Ibéria, a égua, também aparara as repas, certinhas, como as minhas. Ainda nos rimos com isso e nos pusemos a comparar: iguaizinhas que estamos! Não fossem as dela serem brancas como o marfim e as minhas − naquele dia − negras como o ébano, ainda diriam que éramos irmãs. E, com a ideia, desatamos a gargalhar que é assim que se passam os dias, felizes, descontraídos, entre amigos.
Saí, já o sol caíra no mar e todos seguido as suas vidas: o Pato Preto, Senhora Pata, Jovem Cisne e todos os patos dormiam aninhados, na erva, ao pé dos lagos; a Dona Gatita, vira-a entrar para casa do dono, na urbanização rural; Millstreet, Ibéria e Paco refastelavam-se, agora, com um repasto de feno nos seus respectivos estábulos.
E, sabes, Demiurgo, entristeceu-me, confesso-te, deu-me um sentimento miudinho, solitário e de abandono − tontices de menina, eu sei! − constatar que apesar de toda amizade, de todo o carinho e afecto, a vida deles continua e faz sentido sem mim.
E, como a deles, a tua, Demiurgo.
Um beijo daquela que sempre te quererá,
Lunata
© Sofia Bragança Buchholz, 2006. Reprodução interdita.
Domingo, 22 de Outubro de 2006
© Foto: REUTERS/ Vincent West (2005)
Sabes, [Meu Amor,] hoje procurei-te, na companhia de outro homem, para me enganar da tua ausência. Substituí-te, no sorriso, no toque, no perfume, para fintar a tua falta. Busquei-te noutro olhar, noutra voz, noutra pele, para lograr a tua perda. Entreguei-me num beijo apaixonado, para iludir a inexistência do teu amor por mim e regressei a casa mais triste, mais perdida, mais só, arrasada, por te perceber único.
Sábado, 21 de Outubro de 2006
Sexta-feira, 20 de Outubro de 2006
Hoje, calhou-me, à última da hora, ter de ir buscar o Simão à escola de música.
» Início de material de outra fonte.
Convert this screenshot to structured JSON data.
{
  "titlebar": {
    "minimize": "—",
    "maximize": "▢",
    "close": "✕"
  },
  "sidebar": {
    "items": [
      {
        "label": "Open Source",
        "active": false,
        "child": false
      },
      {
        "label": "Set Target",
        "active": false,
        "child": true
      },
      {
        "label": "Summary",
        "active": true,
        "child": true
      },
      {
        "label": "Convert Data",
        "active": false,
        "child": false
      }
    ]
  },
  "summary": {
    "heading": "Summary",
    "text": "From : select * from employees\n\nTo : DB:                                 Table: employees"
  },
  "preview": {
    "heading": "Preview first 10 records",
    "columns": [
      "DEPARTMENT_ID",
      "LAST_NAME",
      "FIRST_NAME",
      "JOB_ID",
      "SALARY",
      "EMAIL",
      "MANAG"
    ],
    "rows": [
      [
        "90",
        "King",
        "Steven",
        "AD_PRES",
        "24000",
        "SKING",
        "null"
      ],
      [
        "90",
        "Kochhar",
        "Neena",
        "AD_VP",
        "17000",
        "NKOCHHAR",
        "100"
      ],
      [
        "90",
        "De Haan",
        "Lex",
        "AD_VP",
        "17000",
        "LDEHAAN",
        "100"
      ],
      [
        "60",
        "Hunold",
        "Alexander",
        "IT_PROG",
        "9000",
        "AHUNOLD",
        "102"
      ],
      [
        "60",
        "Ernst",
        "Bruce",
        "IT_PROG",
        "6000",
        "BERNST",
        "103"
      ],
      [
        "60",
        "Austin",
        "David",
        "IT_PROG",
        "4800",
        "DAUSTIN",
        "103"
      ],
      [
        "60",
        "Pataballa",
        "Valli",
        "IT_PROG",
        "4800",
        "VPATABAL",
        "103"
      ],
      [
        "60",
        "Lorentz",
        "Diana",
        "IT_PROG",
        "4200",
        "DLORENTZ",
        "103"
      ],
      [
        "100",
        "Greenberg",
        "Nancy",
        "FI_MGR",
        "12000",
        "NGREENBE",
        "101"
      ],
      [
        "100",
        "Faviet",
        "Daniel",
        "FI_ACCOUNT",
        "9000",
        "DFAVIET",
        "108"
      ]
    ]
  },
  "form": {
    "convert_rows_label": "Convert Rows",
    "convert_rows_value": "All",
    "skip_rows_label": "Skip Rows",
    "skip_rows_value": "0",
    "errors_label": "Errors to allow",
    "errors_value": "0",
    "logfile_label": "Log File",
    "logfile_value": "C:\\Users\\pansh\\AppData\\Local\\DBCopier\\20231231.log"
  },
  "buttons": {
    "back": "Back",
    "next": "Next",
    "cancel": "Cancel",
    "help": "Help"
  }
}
Ele, como não sabia, ao avistar-me correu para mim, feliz, mas depois hesitou, deu dois passos atrás, para ir buscar um miúdo loirinho, fazendo questão de me apresentar ao amigo. Só que em vez de dizer, como é habitual, “Esta é a minha tia”, encheu-se de entusiasmo e, quase como quem assegura que eu sou uma das deles, inoportunamente exclamou: “Olha, o que a minha tia trás nos dentes!”, fazendo referência, é claro, ao aparelho que desde segunda-feira, me “abrilhanta” também, para mal dos meus pecados, os dentes da frente.